Les Tirs de Nikki de Saint-Phalle, un geste de révolte
Célèbre et célébrée pour ses fameuses « Nanas », qui ornent notamment la fontaine Stravinsky qui jouxte le Centre Pompidou, Nikki de Saint-Phalle était une féministe convaincue. On l'associe d'emblée à ces personnages ronds, colorés et pleins de gaieté, mais l'artiste avait aussi en elle une part d'ombre et de colère qu'elle a exorcisé à travers une autre série de travaux (antérieurs aux « Nanas ») : ses « Tirs ».

Rattrapée par les peurs de son enfance, Nikki de Saint Phalle décide, au début des années 60, de concevoir un dispositif de peinture inédit, et invente une forme de violence… non-violente : à l'aide d'une carabine et avec habileté, elle tire sur des tableaux préparés à l'avance, faits d'images, de plâtre, d'objets collés (bustes masculins, objets religieux, poupées…) mais aussi de sacs de peinture qui explosent au moment de l'action, le tout étant recouvert de peinture blanche.

Il y a donc une première œuvre, un premier moment, avec un objet abstrait, blanc et en relief ; puis le moment de la performance, qui se déroule en public : l'artiste n'hésite pas à se donner en spectacle, et se plaît à renverser les stéréotypes de genre. Se saisir d'une arme, et se montrer dans une posture considérée comme virile est une action politique en soi, une revendication féministe propre à marquer les esprits, et qui donne lieu à de nombreuses photographies.

Vient enfin l'œuvre finale, qui ne cache rien de la violence symbolique qui lui a donné naissance : on devine les impacts sur les tableaux, et on voit distinctement les coulures de peinture, comme autant de blessures jamais refermées.

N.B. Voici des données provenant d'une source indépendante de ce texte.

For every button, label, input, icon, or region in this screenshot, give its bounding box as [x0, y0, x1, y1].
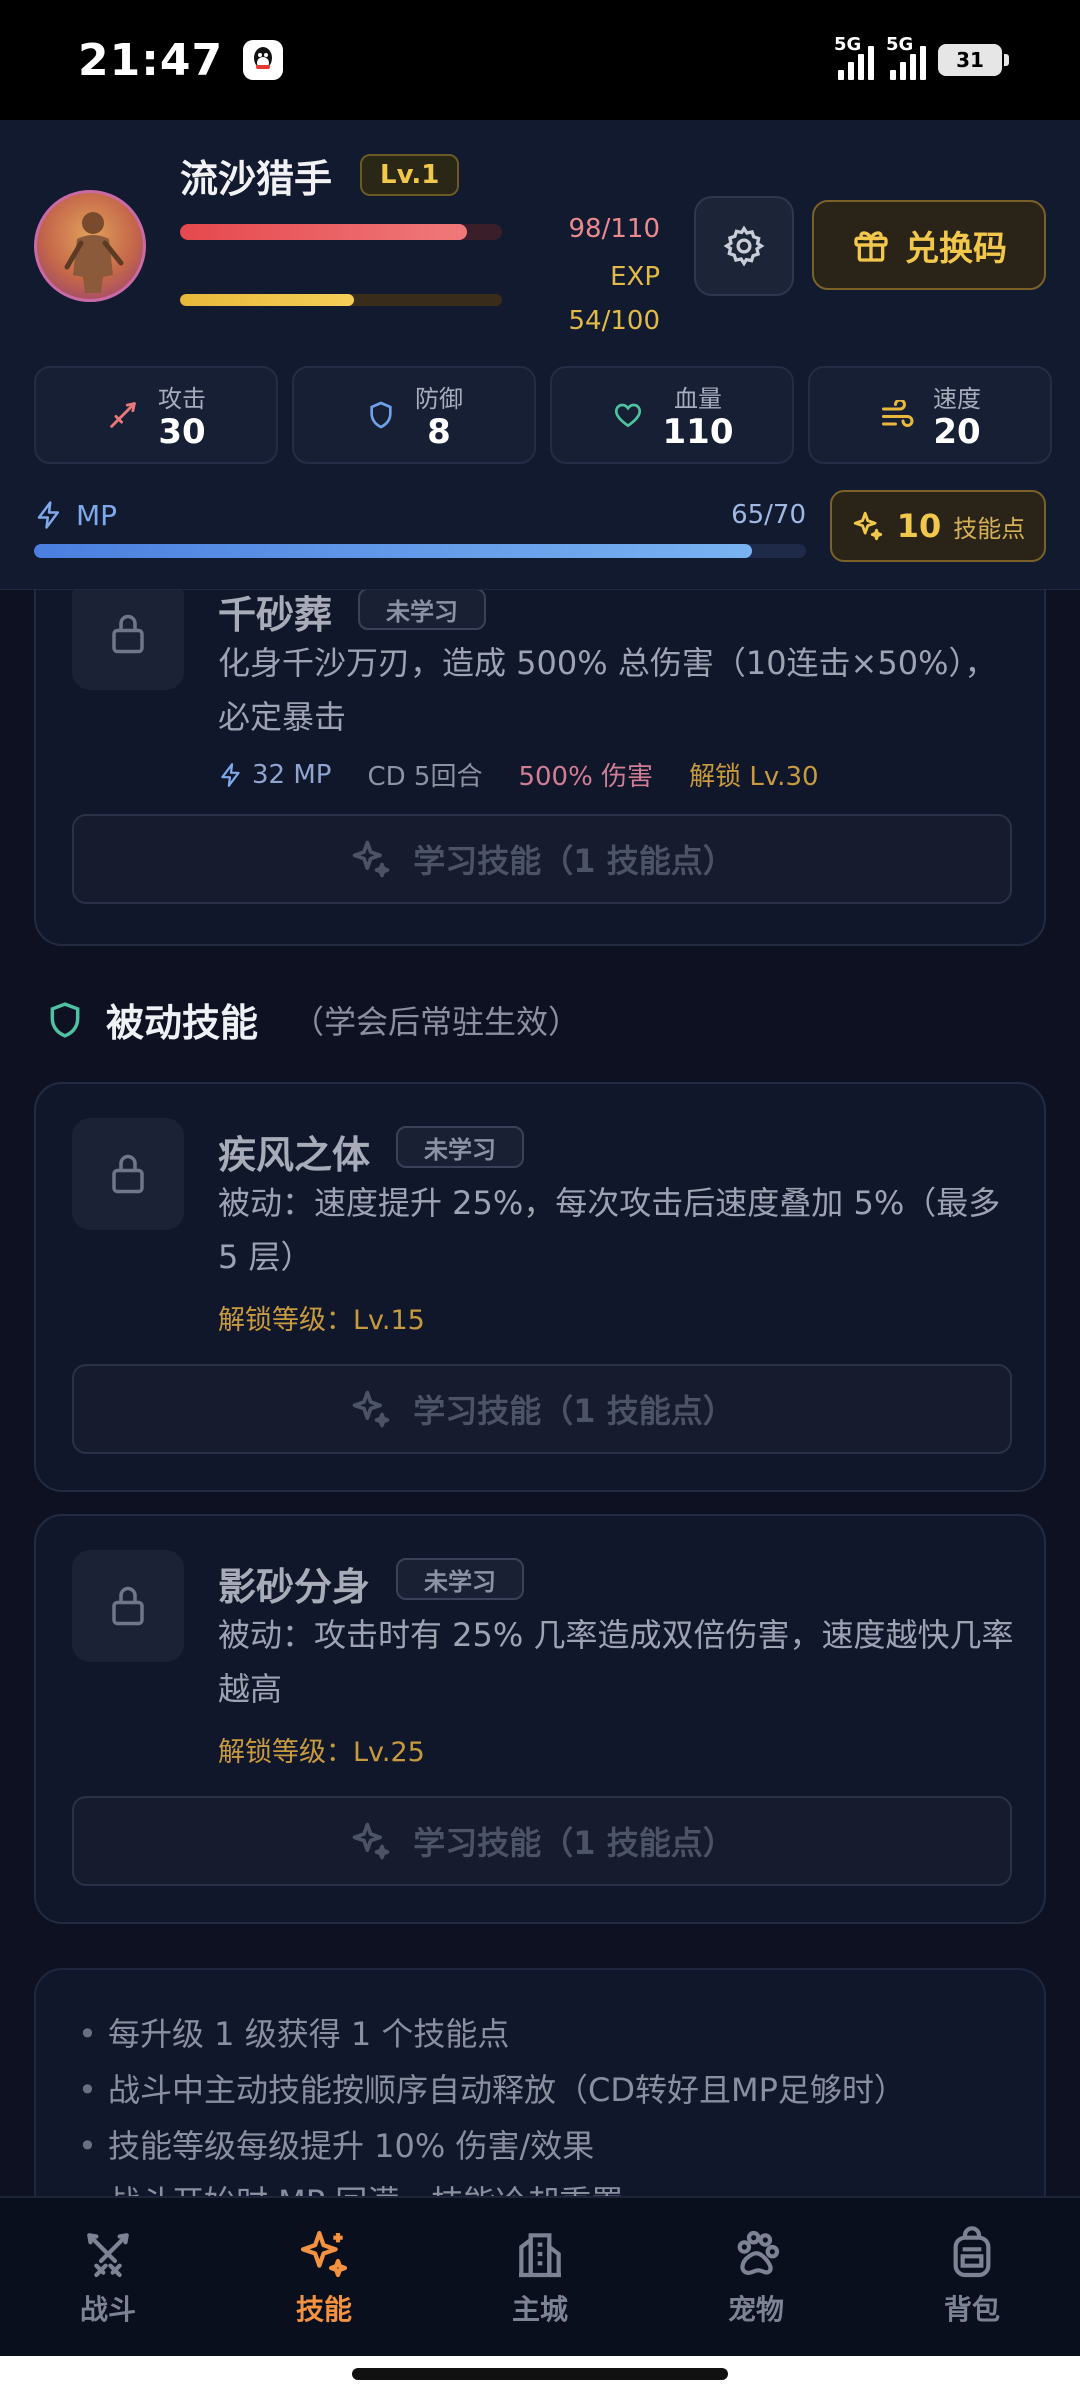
heart-icon	[614, 403, 641, 428]
skill-status-tag: 未学习	[396, 1558, 524, 1600]
lock-icon	[112, 1154, 144, 1194]
mp-bar	[34, 544, 806, 558]
mp-bar-fill	[34, 544, 752, 558]
learn-skill-button[interactable]: 学习技能（1 技能点）	[72, 1796, 1012, 1886]
skill-points-label: 技能点	[953, 514, 1026, 543]
section-title: 被动技能	[106, 1001, 259, 1045]
skill-name: 影砂分身	[218, 1565, 371, 1609]
paw-icon	[737, 2230, 780, 2276]
nav-battle[interactable]: 战斗	[0, 2198, 216, 2356]
nav-backpack[interactable]: 背包	[864, 2198, 1080, 2356]
skill-status-tag: 未学习	[358, 590, 486, 630]
mp-value: 65/70	[731, 500, 806, 530]
skill-icon-locked	[72, 1550, 184, 1662]
qq-notification-icon	[243, 40, 284, 80]
redeem-label: 兑换码	[905, 228, 1007, 269]
skill-description: 化身千沙万刃，造成 500% 总伤害（10连击×50%），必定暴击	[218, 644, 997, 736]
skill-unlock-level: 解锁等级：Lv.25	[218, 1737, 425, 1768]
nav-skills[interactable]: 技能	[216, 2198, 432, 2356]
skill-description: 被动：攻击时有 25% 几率造成双倍伤害，速度越快几率越高	[218, 1616, 1014, 1708]
section-subtitle: （学会后常驻生效）	[292, 1002, 581, 1041]
stat-defense: 防御 8	[292, 366, 536, 464]
skill-meta: 32 MP CD 5回合 500% 伤害 解锁 Lv.30	[218, 756, 819, 793]
home-indicator[interactable]	[352, 2368, 728, 2380]
bottom-nav: 战斗 技能 主城 宠物 背包	[0, 2196, 1080, 2356]
exp-bar	[180, 294, 502, 306]
level-badge: Lv.1	[360, 154, 460, 196]
skill-card-active: 千砂葬 未学习 化身千沙万刃，造成 500% 总伤害（10连击×50%），必定暴…	[34, 590, 1046, 946]
skill-name: 疾风之体	[218, 1133, 371, 1177]
lock-icon	[112, 614, 144, 654]
exp-label: EXP	[610, 262, 660, 292]
skill-name: 千砂葬	[218, 593, 333, 637]
crossed-swords-icon	[87, 2233, 129, 2278]
backpack-icon	[953, 2226, 991, 2278]
hp-text: 98/110	[568, 214, 660, 244]
settings-button[interactable]	[694, 196, 794, 296]
player-name: 流沙猎手	[180, 157, 333, 201]
lightning-icon	[37, 501, 59, 529]
skill-icon-locked	[72, 1118, 184, 1230]
skill-points-badge[interactable]: 10 技能点	[830, 490, 1046, 562]
sparkles-icon	[853, 511, 882, 541]
signal-icon-1: 5G	[834, 34, 874, 80]
learn-skill-button[interactable]: 学习技能（1 技能点）	[72, 814, 1012, 904]
status-time: 21:47	[78, 34, 224, 86]
stat-speed: 速度 20	[808, 366, 1052, 464]
passive-section-header: 被动技能 （学会后常驻生效）	[46, 992, 580, 1047]
exp-text: 54/100	[568, 306, 660, 336]
nav-pets[interactable]: 宠物	[648, 2198, 864, 2356]
redeem-code-button[interactable]: 兑换码	[812, 200, 1046, 290]
learn-skill-button[interactable]: 学习技能（1 技能点）	[72, 1364, 1012, 1454]
tip-item: 战斗中主动技能按顺序自动释放（CD转好且MP足够时）	[78, 2062, 1044, 2118]
skill-description: 被动：速度提升 25%，每次攻击后速度叠加 5%（最多 5 层）	[218, 1184, 1001, 1276]
hp-bar-fill	[180, 224, 467, 240]
signal-icon-2: 5G	[886, 34, 926, 80]
skill-unlock-level: 解锁等级：Lv.15	[218, 1305, 425, 1336]
player-header: 流沙猎手 Lv.1 98/110 EXP 54/100 兑换码 攻击 30 防御 8…	[0, 120, 1080, 590]
tip-item: 每升级 1 级获得 1 个技能点	[78, 2006, 1044, 2062]
stat-hp: 血量 110	[550, 366, 794, 464]
tip-item: 战斗开始时 MP 回满，技能冷却重置	[78, 2174, 1044, 2196]
shield-icon	[50, 1001, 80, 1038]
status-bar: 21:47 5G 5G 31	[0, 0, 1080, 120]
shield-icon	[370, 401, 392, 429]
gear-icon	[723, 225, 765, 267]
sparkles-icon	[300, 2230, 348, 2278]
sparkles-icon	[352, 1390, 390, 1428]
hp-bar	[180, 224, 502, 240]
skills-list[interactable]: 千砂葬 未学习 化身千沙万刃，造成 500% 总伤害（10连击×50%），必定暴…	[0, 590, 1080, 2196]
skill-card-passive: 影砂分身 未学习 被动：攻击时有 25% 几率造成双倍伤害，速度越快几率越高 解…	[34, 1514, 1046, 1924]
sword-icon	[110, 402, 136, 428]
skill-icon-locked	[72, 590, 184, 690]
skill-tips-box: 每升级 1 级获得 1 个技能点 战斗中主动技能按顺序自动释放（CD转好且MP足…	[34, 1968, 1046, 2196]
sparkles-icon	[352, 1822, 390, 1860]
mp-label: MP	[34, 498, 117, 532]
sparkles-icon	[352, 840, 390, 878]
skill-status-tag: 未学习	[396, 1126, 524, 1168]
wind-icon	[882, 400, 914, 427]
nav-main-city[interactable]: 主城	[432, 2198, 648, 2356]
stats-row: 攻击 30 防御 8 血量 110 速度 20	[34, 366, 1052, 464]
avatar[interactable]	[34, 190, 146, 302]
lightning-icon	[221, 762, 240, 787]
castle-icon	[519, 2233, 561, 2278]
battery-icon: 31	[938, 44, 1009, 76]
skill-points-value: 10	[896, 507, 942, 545]
exp-bar-fill	[180, 294, 354, 306]
tip-item: 技能等级每级提升 10% 伤害/效果	[78, 2118, 1044, 2174]
skill-card-passive: 疾风之体 未学习 被动：速度提升 25%，每次攻击后速度叠加 5%（最多 5 层…	[34, 1082, 1046, 1492]
gift-icon	[854, 231, 888, 262]
stat-attack: 攻击 30	[34, 366, 278, 464]
lock-icon	[112, 1586, 144, 1626]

Violée par son père à l'âge de 11 ans, Nikki de Saint-Phalle, qui commença sa carrière comme mannequin et n'a suivi aucun parcours académique, en connaît un rayon en matière de domination masculine. A travers les tirs, elle prend sa revanche. D'objet, elle devient sujet ; elle cesse d'être victime pour imposer sa marque. Enfin, ces performances sont surtout l'occasion de rendre ses souffrances visibles et de les sublimer à travers un geste qui choque les commentateurs de l'époque – est-ce bien là le rôle d'une femme ?- sans toujours comprendre qu'il faudrait être choqué par ce que l'artiste dénonce : pour exprimer les douleurs réelles des femmes, elle nous tend simplement le miroir symbolique des blessures infligées à ces tableaux qui "saignent". Un détour cathartique et puissant, qui continue de nous interpeller.